Iron Lung proves duos can still be hefty

In Hear This, A.V. Club writers sing the praises of songs they know well—some inspired by a weekly theme and some not, but always songs worth hearing. This week, in celebration of the new Black Keys record, our favorite songs by duos.

When posed with the question of highlighting a single duo my gut reaction was to write about Michigan by-way-of New Jersey’s Dads. “Shit Twins,” the band’s epic anchor to its debut full-length, is one of the most soul-crushing break-up songs out there, full of poetic turns of phrase and face-slapping reality. Yet, as much as I have affection for Dads it would feel almost sacrilegious to not discuss Iron Lung, the monstrous duo that has been pushing the limits of heavy music for the past 15 years.
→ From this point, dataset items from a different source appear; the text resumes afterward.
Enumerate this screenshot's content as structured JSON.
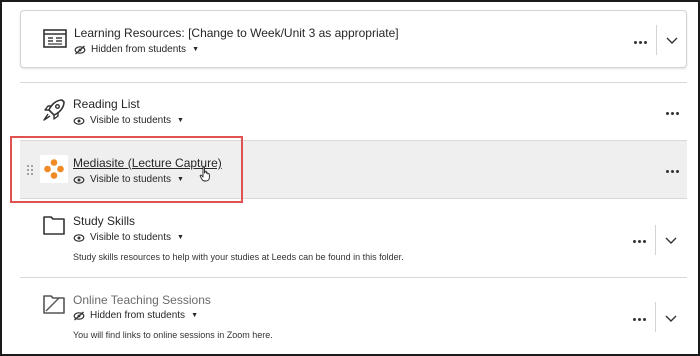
{
  "items": [
    {
      "title": "Learning Resources: [Change to Week/Unit 3 as appropriate]",
      "visibility": "Hidden from students",
      "icon": "learning-module-icon",
      "description": ""
    },
    {
      "title": "Reading List",
      "visibility": "Visible to students",
      "icon": "rocket-icon",
      "description": ""
    },
    {
      "title": "Mediasite (Lecture Capture)",
      "visibility": "Visible to students",
      "icon": "mediasite-logo-icon",
      "description": ""
    },
    {
      "title": "Study Skills",
      "visibility": "Visible to students",
      "icon": "folder-icon",
      "description": "Study skills resources to help with your studies at Leeds can be found in this folder."
    },
    {
      "title": "Online Teaching Sessions",
      "visibility": "Hidden from students",
      "icon": "folder-hidden-icon",
      "description": "You will find links to online sessions in Zoom here."
    }
  ],
  "colors": {
    "highlight_row": "#efefef",
    "annotation_box": "#e0524f",
    "mediasite_orange": "#f08a24"
  }
}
Having existed since the late ’90s, Iron Lung has undergone a whole bunch of geographic moves (the band started in Reno, but guitarist Jon Kortland currently lives in San Francisco and vocalist-drummer Jensen Ward is in Seattle), and that cultural diffusion has proven to be the one of the band’s strongest assets. On last year’s White Glove Test, Iron Lung upped the ante, crafting a 20-song album of its powerviolence-leaning material and an accompanying noise album. When isolated from one another the two halves of White Glove Test tell alternating stories, one of suffocating brutality and another of wide-open unease. When merged White Glove Test sees the clanking noise record fall perfectly in sequence with its ravaging companion, culminating in the most unique pieces of hardcore, metal, or whatever the fuck sub-genre Iron Lung happens to fall into for the split second it stays there.

Picking a single track from White Glove Test removes much of the album’s scope, but even with the 20-second track “Pain Directive” that opens the album, Iron Lung proves it can hit as many points as its contemporaries do but in a fraction of the time. Iron Lung may never be a household name–due in large part to its alienating style–but it remains one of the heaviest, tightest, and most ambitious duos going, even if it’ll often be dismissed purely for being deemed “powerviolence.”